Tuesday, January 25, 2011

Behaviorism: The Basics

Behaviorism is a kind of monism.   There are two kinds of monists.  The first kind of monist thinks that the only kind of matter is mental stuff.  The second kind thinks that there is only physical matter.  The second kind is called Physicalism.    One version of physicalism is Psychological Behaviorism, which tries to explain mental states in terms of behavior.   For example, the emotion of anxiety is just the production of certain behaviors such as sweating, tensing muscles and grinding teeth.  Psychological Behaviorists think that we can know everything about mental states by observing behaviors that happen during that mental state.

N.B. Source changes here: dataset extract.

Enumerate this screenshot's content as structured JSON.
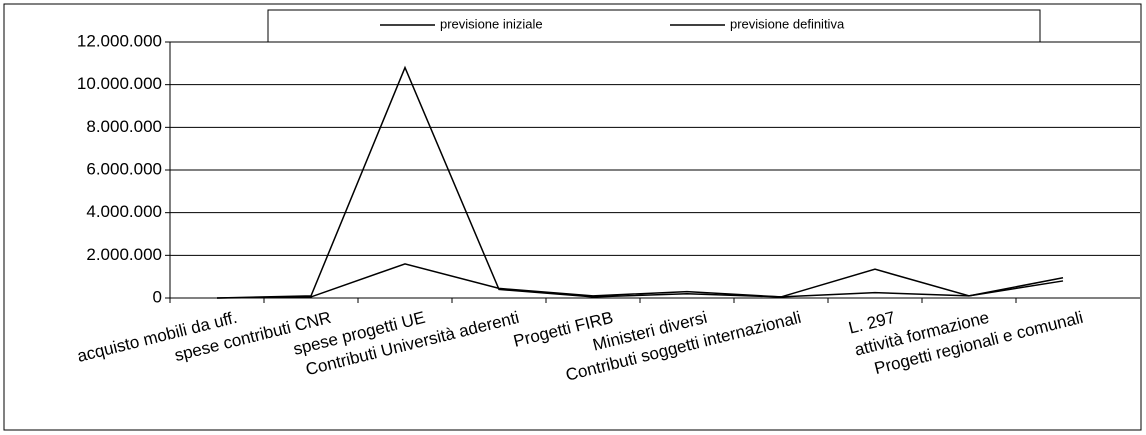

Philosophical (or Logical) Behaviorists take things a step further.  They think that mental states just are behavioral dispositions.  When they say that mental states are behaviors, they mean that in the strict definitional sense; this means that there is nothing more to a mental state than just the behaviors.   A behavioral disposition is a behavior that you have the ability to perform but you only do perform them if presented with the right kind of situation.  For example, the mental state of pain would just be a set of dispositions (which are like tendencies) to exhibit certain behaviors like saying, “Ouch!” or pointing to where the pain is when asked.  Having a behavioral disposition to pain means that a person exhibits these behaviors in appropriate situations or contexts, such as being stabbed in the gut with a fork.  Logical behaviorists think that pain really is a set of behavioral dispositions.  

A dispositional account of a mental state is the way that a philosophical, or logical behaviorist will explain and identify a mental state, such as an emotion or a craving for chocolate.  e.g. Desiring chocolate is just (1) thinking about chocolate, (2) eating chocolate when offered chocolate and (3) feeling bodily pleasure while eating chocolate.

Dispositional accounts are always given in terms of inputs and outputs.  This means that if a person is given a certain input or stimulus, then they give a certain output, or behavior.  The outputs do not need to be actual but only potential.  Of course the behaviors will not be actual when a person is sleeping or perhaps very distracted by sports or sex or something.  The idea is that a person is, say, nervous if he or she displays nervous behaviors when it is appropriate.

Here is an example of how a logical behaviorist would talk about being sleepy: It is a tendency to have droopy eyes and yawn and fall asleep when one is comfortable and it is nice and quiet.  In other words, someone is sleepy if he or she has a behavioral disposition to have droopy eyes, yawn and fall asleep.